NANO-SIZED WITH BIG POTENTIAL Microsystems and nanosystems are miniaturized engineering devices that are manufactured using extremely small structures. This relatively new field is in the midst of important growth, since the technology presents a staggering array of uses.

“A Pentium chip is a microsystem,” explains researcher Srikar Thattai Vengallatore, of McGill’s Department of Mechanical Engineering, “but in our labs we are looking at microsystems that can do many more things in addition to signal processing. These small-scale systems can be used in communications, drug delivery, detecting disease, portable power generation and energy harvesting, for example.”
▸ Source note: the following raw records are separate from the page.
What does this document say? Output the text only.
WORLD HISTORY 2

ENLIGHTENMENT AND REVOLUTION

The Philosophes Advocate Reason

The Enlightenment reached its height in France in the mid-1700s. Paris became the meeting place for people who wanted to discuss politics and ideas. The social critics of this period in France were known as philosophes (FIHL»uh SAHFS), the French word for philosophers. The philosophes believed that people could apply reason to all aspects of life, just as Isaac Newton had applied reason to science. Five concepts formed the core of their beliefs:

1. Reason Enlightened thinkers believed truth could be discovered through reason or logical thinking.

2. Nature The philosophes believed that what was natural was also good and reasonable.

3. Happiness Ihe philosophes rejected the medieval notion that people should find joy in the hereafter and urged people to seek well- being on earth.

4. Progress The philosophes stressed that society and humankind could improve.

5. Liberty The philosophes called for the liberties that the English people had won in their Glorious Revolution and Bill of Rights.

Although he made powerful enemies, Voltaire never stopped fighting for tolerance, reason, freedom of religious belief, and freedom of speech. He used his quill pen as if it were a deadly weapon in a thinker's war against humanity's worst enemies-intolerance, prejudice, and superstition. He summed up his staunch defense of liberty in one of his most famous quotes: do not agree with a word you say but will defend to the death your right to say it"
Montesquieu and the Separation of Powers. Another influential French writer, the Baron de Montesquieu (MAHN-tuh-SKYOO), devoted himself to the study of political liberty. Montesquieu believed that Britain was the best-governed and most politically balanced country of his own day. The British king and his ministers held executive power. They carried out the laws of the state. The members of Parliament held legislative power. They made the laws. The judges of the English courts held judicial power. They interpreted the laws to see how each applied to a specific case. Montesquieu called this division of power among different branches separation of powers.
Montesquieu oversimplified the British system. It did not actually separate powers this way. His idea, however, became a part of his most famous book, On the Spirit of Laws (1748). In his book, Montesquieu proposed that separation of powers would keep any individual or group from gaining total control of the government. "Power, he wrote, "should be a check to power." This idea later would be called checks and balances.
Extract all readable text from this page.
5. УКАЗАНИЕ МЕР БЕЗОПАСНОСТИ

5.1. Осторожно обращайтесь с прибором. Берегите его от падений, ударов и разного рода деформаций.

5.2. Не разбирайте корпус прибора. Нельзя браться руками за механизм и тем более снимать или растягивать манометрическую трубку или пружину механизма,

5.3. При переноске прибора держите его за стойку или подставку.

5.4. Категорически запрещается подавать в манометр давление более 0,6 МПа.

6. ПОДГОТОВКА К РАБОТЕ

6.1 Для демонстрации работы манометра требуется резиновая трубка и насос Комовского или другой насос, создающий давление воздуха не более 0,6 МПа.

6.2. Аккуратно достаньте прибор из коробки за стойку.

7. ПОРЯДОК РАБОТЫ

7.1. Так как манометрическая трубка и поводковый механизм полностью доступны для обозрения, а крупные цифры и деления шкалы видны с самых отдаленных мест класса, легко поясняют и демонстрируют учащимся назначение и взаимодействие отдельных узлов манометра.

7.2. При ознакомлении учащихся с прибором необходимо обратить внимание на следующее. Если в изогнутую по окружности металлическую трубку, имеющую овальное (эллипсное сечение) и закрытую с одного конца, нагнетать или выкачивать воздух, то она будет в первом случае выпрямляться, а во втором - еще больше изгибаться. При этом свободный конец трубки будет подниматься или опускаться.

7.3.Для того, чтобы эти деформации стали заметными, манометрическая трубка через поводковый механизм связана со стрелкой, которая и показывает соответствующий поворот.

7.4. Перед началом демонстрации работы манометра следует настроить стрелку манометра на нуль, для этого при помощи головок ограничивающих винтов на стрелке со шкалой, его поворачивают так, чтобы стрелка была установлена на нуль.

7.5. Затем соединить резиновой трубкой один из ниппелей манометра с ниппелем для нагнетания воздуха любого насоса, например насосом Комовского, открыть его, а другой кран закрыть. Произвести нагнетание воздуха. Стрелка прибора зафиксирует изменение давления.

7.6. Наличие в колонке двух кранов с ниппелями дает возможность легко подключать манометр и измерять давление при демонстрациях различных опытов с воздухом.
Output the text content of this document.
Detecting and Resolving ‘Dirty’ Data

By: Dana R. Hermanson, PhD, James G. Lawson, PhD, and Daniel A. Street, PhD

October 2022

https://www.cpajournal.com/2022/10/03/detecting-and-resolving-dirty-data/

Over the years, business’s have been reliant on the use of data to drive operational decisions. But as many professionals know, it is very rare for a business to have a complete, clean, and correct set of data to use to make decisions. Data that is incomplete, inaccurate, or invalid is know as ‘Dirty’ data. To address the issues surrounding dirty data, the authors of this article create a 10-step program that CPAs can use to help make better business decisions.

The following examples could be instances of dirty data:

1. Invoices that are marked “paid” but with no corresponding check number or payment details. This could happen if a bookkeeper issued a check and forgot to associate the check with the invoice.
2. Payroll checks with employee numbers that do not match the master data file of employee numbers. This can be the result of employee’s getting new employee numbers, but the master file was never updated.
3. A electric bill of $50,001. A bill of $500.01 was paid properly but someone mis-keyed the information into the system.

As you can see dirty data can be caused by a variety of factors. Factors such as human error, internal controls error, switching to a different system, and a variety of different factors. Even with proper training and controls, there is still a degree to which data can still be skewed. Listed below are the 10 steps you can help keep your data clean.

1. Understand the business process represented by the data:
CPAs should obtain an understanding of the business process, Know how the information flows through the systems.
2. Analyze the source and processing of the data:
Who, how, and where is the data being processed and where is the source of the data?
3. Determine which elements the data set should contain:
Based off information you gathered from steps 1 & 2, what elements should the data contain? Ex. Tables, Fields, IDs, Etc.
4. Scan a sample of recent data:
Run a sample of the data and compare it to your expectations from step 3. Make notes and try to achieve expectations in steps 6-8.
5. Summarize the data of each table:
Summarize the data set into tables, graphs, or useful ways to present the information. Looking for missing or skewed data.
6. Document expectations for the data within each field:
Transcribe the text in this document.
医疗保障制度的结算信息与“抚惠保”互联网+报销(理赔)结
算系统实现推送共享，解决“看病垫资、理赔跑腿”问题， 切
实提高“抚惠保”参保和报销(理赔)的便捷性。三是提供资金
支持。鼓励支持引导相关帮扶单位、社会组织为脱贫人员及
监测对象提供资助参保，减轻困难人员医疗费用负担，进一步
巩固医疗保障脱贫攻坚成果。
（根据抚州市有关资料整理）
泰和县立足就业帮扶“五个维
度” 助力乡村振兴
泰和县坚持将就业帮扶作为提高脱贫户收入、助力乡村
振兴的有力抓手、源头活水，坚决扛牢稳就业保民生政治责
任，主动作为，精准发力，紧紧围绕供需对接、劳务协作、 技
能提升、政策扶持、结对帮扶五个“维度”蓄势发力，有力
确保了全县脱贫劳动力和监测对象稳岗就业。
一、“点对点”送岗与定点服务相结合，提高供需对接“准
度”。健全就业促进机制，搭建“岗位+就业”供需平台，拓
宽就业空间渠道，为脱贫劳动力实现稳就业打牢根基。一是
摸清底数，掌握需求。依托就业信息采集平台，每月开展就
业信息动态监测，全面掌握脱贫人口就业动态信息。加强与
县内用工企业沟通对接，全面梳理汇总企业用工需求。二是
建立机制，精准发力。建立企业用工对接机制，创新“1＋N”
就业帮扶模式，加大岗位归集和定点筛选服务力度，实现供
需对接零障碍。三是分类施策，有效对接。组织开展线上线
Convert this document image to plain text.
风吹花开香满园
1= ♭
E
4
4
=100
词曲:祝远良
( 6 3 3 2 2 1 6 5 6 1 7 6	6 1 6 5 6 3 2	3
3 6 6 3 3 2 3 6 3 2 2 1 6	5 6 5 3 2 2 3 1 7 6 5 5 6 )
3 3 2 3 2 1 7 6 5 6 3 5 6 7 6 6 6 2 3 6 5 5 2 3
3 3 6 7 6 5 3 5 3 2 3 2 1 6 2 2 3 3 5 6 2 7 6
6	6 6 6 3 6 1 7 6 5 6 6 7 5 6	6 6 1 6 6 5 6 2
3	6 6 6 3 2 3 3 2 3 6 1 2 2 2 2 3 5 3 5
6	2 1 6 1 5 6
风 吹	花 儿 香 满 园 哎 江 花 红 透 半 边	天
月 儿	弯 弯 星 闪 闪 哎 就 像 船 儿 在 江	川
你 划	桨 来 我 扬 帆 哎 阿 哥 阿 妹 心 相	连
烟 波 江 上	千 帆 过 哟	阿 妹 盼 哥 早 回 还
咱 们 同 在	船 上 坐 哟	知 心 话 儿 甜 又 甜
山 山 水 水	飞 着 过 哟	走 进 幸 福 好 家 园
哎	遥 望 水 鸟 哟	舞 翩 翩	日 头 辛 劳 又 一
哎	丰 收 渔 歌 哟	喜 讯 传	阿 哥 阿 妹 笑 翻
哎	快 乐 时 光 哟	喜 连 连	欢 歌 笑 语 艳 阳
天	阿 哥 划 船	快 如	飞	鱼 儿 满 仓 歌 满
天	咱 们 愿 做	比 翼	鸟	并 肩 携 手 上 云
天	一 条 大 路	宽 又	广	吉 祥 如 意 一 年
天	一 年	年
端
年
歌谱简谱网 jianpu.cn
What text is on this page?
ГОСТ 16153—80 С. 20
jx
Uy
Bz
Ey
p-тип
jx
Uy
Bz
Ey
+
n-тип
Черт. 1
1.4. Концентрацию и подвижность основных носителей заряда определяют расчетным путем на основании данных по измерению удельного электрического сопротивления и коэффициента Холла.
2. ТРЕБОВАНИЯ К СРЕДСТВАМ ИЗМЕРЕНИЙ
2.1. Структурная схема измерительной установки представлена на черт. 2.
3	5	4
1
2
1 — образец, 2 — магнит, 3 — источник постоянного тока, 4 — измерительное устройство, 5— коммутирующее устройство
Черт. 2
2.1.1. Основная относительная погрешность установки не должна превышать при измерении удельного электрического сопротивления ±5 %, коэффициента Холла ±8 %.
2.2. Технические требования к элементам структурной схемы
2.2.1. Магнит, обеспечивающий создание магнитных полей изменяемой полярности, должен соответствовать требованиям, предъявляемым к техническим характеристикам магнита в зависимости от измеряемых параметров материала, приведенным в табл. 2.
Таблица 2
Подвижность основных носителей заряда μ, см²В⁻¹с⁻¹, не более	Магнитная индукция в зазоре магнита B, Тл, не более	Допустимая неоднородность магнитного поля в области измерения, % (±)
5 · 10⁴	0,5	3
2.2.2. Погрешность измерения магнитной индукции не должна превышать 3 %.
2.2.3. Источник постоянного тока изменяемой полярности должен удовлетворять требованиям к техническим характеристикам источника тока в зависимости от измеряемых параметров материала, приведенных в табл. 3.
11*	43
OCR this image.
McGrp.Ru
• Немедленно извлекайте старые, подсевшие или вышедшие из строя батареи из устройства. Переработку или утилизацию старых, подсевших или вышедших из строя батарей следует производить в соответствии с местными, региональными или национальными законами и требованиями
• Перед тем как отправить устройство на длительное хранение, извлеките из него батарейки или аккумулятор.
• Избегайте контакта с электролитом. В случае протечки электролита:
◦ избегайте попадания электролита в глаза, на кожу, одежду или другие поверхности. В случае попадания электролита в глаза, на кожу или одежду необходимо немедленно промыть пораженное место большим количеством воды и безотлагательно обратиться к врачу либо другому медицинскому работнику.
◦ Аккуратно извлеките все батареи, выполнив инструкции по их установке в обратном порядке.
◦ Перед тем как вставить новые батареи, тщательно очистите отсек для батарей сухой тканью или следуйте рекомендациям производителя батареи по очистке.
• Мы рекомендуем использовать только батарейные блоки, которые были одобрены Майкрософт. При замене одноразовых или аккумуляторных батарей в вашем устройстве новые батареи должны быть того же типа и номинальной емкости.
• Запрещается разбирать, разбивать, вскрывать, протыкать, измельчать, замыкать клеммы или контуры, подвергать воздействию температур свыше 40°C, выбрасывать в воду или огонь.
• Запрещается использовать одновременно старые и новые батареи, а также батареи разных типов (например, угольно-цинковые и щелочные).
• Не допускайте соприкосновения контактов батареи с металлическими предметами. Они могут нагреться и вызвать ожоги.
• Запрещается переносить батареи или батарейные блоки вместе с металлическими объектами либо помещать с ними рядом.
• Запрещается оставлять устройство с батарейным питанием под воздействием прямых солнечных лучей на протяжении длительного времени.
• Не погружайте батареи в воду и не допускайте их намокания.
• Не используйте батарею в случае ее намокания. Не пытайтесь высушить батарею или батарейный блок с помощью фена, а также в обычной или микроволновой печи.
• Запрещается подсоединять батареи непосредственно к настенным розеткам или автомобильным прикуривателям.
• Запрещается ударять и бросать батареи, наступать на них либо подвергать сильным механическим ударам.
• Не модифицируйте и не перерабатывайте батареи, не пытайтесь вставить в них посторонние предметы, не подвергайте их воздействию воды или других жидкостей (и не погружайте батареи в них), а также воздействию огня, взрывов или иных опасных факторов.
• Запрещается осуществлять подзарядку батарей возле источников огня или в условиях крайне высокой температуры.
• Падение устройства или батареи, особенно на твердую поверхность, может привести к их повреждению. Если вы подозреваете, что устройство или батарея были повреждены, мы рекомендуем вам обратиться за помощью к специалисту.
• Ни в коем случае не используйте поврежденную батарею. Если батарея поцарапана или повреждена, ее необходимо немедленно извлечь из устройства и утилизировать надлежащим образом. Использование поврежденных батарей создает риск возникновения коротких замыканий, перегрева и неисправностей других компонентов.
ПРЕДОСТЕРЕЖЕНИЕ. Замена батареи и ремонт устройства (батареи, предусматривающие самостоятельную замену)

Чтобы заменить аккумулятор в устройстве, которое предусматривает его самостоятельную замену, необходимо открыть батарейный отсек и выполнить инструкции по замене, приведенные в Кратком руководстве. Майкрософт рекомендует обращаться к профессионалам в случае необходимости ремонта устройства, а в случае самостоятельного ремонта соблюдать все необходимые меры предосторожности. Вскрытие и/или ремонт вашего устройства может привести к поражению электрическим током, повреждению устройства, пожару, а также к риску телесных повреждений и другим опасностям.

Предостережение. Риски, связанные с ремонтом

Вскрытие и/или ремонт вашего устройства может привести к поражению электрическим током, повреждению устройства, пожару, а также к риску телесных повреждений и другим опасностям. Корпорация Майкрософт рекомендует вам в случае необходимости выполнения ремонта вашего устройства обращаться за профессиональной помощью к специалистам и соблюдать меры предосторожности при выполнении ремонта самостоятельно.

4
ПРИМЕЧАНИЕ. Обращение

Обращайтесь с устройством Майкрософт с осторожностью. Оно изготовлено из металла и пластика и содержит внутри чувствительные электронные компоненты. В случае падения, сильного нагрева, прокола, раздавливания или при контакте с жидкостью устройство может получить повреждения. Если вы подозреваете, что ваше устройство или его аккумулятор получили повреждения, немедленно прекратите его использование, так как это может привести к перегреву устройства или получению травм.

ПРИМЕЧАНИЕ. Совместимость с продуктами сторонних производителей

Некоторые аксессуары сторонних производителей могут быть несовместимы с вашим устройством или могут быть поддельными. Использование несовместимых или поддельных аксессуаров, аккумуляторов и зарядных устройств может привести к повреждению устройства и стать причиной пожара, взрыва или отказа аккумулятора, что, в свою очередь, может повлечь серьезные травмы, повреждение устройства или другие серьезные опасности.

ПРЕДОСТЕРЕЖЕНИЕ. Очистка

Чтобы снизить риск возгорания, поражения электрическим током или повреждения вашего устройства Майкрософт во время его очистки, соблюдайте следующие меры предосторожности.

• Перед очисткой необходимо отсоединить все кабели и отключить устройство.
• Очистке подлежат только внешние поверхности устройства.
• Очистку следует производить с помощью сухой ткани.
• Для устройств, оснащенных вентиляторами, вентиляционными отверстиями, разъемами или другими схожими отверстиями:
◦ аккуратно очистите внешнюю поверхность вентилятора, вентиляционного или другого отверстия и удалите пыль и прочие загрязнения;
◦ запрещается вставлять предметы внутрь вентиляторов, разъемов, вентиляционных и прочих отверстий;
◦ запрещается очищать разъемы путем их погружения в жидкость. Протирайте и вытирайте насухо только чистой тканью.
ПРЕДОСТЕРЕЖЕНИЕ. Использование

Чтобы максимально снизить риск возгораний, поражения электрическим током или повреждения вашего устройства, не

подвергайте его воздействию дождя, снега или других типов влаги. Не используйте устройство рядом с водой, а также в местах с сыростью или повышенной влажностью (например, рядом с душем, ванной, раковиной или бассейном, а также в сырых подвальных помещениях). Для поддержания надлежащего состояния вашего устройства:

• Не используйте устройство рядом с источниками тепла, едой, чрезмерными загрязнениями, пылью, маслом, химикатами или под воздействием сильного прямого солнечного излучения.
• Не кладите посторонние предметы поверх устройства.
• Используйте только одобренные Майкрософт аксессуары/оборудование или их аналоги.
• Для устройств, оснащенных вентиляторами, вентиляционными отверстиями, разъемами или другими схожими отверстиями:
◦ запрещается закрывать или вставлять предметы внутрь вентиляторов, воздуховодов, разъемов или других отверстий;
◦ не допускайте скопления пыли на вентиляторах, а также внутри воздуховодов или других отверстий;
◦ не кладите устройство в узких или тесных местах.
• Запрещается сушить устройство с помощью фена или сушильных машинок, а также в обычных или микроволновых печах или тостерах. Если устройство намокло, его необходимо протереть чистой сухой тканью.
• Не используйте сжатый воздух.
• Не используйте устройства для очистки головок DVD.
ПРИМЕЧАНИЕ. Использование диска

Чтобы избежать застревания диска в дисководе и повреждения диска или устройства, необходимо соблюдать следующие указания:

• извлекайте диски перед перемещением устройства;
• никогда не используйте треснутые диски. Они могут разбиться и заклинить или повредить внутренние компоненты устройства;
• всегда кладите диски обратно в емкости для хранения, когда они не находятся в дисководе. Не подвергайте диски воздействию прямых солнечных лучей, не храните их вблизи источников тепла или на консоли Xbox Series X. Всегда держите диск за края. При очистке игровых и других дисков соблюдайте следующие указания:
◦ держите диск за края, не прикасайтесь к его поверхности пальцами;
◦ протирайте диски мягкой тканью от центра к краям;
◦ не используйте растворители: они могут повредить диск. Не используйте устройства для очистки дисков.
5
In 2010, the government of India chose McGill as one of five Canadian universities for nanotechnology partnerships.

Part of Vengallatore’s work is focused on alternate energy sources, including micro-scale fuel cells and micro engines. Working in collaboration with other researchers in Quebec, he recently developed a single-chamber solidoxide microfuel cell that can recover electrical power from automotive exhaust.

Vengallatore’s relationship with India and its academia goes a long way back: As a child in the mid-70s, he practically grew up on the campus of the Institute of Science in Bangalore. In 2007, he returned to the Institute to give some talks. “I found the changes to be enormous, it’s a very vibrant and friendly place, very intellectually active.”

MATERIALS FOR THE AEROSPACE INDUSTRY Developments in materials science are revolutionizing the aerospace industry, and McGill’s Stephen Yue, chair of the Department of Mining and Materials Engineering, has been leading the field, particularly in the development of advanced aerospace materials.

He has been building up support for a project between McGill’s Institute of Aerospace Engineering and the International Advanced Research Centre for Powder Metallurgy and New Materials in Hyderabad. “We’re looking for a strong industrial buy-in, which fulfils two goals for McGill: increasing our collaboration with India and working more closely with the aerospace industry.”

Yue’s aerospace research interests revolve around the use of high temperature deformation processing to control the final microstructure and mechanical properties of titanium alloys, superalloys, steels, metal-matrix composites, biomaterials and magnesium alloys.

But Yue has an even cooler side to his research: cold-spray manufacturing, a new process that creates surfaces by building up layers of metal powder without the use of heat. Significantly, the technology lends the ability to repair things in situ.